Les steacks in vitro : une fausse bonne idée pour réduire l’effet de serre (Article de synthèse)

Une publication parue en février 2019 vient battre en brèche une idée reçue : non, la viande produite en laboratoire n’est pas une solution aux émissions de gaz à effet de serre. En effet, gourmand en énergie, un laboratoire de production libère beaucoup de CO2 qui s’accumule inlassablement dans l’atmosphère, alors que le méthane des éructations des ruminants disparaît lui au bout d’une douzaine d’années.
L’élevage étant souvent pointée du doigt pour ses effets sur les émissions de gaz à effet de serre (GES), deux chercheurs de l’Université d’Oxford se sont demandés si la viande issue de cultures cellulaires, et donc produite in vitrodans les laboratoires, serait une solution en lieu et place de l’élevage traditionnel. Leur verdict : il n’y aurait pas d’intérêt à troquer les troupeaux pour des boîtes de pétri !
Distinguer les GES pour davantage de rigueur
Pour réaliser leurs simulations, les deux chercheurs ont retenu le modèle de la viande bovine, s’agissant du produit d’élevage considéré comme le plus émetteur de GES. Se voulant plus rigoureux que d’autres simulations précédemment publiées, ils ont évalué les impacts du réchauffement à l’aide d’un modèle climatique simulant les différents comportements du dioxyde de carbone (CO2), du méthane (CH4, issu notamment de la fermentation gastrique des ruminants) et de l’oxyde nitreux (N2O), plutôt que de s’appuyer sur des mesures d’équivalent en dioxyde de carbone (CO2e). En effet, si le méthane a un plus grand impact sur le réchauffement climatique que le CO2 par tonne émise, il ne reste dans l’atmosphère qu’une douzaine d’années alors que le CO2 y stagne pendant des milliers d’années. Ainsi, l’impact du méthane n’est pas cumulatif et fluctue largement en fonction d’éventuelles hausses ou baisses des émissions… à la différence du CO2. Ce qui explique que les modélisations aient été réalisées sur 1 000 ans.
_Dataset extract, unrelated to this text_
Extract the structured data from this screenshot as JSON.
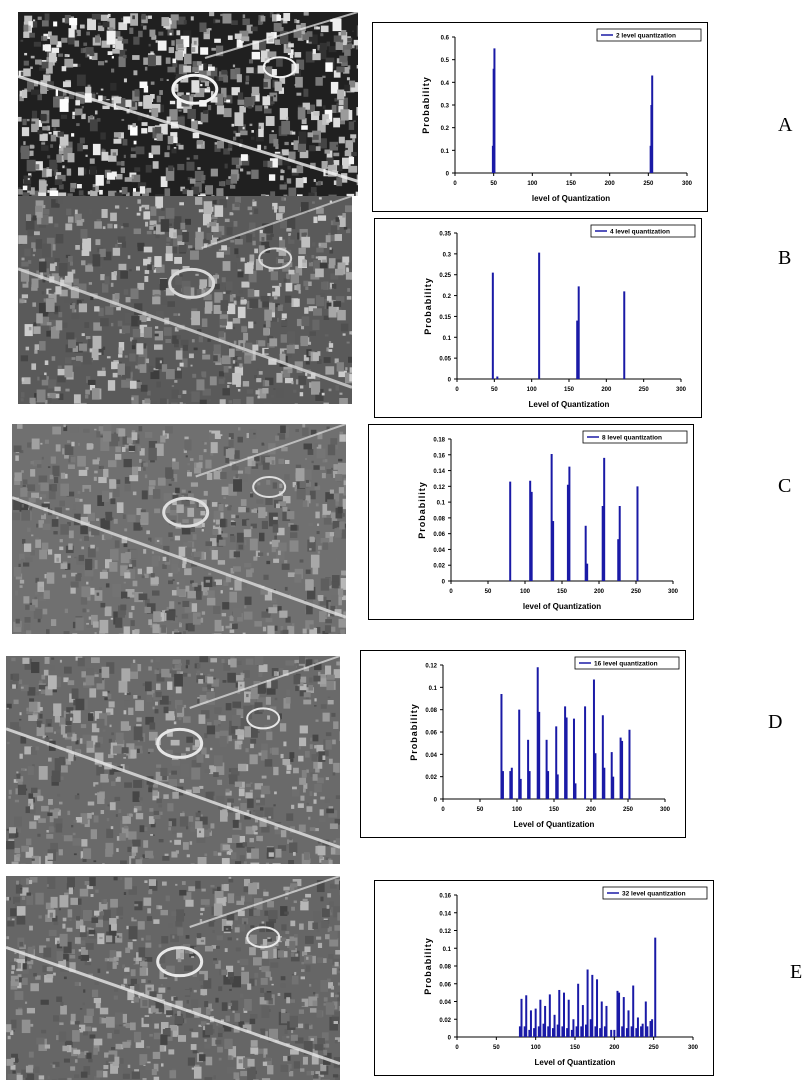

Côté méthodologie, les chercheurs ont évalué l’impact de la température de bovins élevés selon trois systèmes de production de viande de bœuf différents et celui de viandes produites in vitro à partir de quatre méthodes de cultures cellulaires actuellement utilisées.
A long terme, les tendances s’inversent
Les résultats ? Sans surprise, à l’instant t, l’élevage bovin produit les trois GES précités, avec notamment d’importantes émissions de CH4. De son côté, la culture cellulaire génère des rejets de CO2 principalement liés aux besoins en énergie des laboratoires, dans des proportions très variables selon la méthode retenue. Dans le scenario d’une consommation mondiale de viande qui demeurerait élevée, la viande cultivée engendre un moindre réchauffement climatique que le bétail, du moins dans les premières décennies de la simulation. Mais au fil des siècles, l’écart entre les deux systèmes se réduit. Au point que, à long terme (500 ans à 1 000 ans), la production de bétail génère, dans certains cas, un réchauffement largement moindre à la viande issue de cultures cellulaires. Une inversion des tendances imputable au fait que les émissions de CH4 ne s’accumulent pas, contrairement à celles de CO2.
Et si la consommation de viande devait diminuer ?
Autre scenario testé par les chercheurs : celui d’une baisse progressive de la consommation de viande après une consommation élevée. Dans ce cas, bien que les systèmes d’élevage entraînent généralement un pic initial de réchauffement plus important que la viande de culture, l’effet du réchauffement diminue (dès la fin du 1er siècle) et se stabilise ; à l’inverse, le CO2 généré par la production de viande de cultures cellulaires persiste et s’accumule même lorsque la consommation se réduit, dépassant à nouveau les effets de la production de bétail dans certains scénarios.
Ainsi, climatiquement parlant, la viande cultivée in vitro n’apparaît pas comme une alternative durable à l’élevage d’animaux. Remplacer des éructations de méthane par la consommation d’énergies sources de CO2 semble même une fausse bonne idée à long terme, sauf à ce que les énergies soient demain toutes décarbonées, un scenario que les auteurs jugent peu probable.
Référence : Lynch J, Pierrehumbert R. Climate Impacts of Cultured Meat and Beef Cattle. Front. Sustain. Food Syst., 19 February 2019.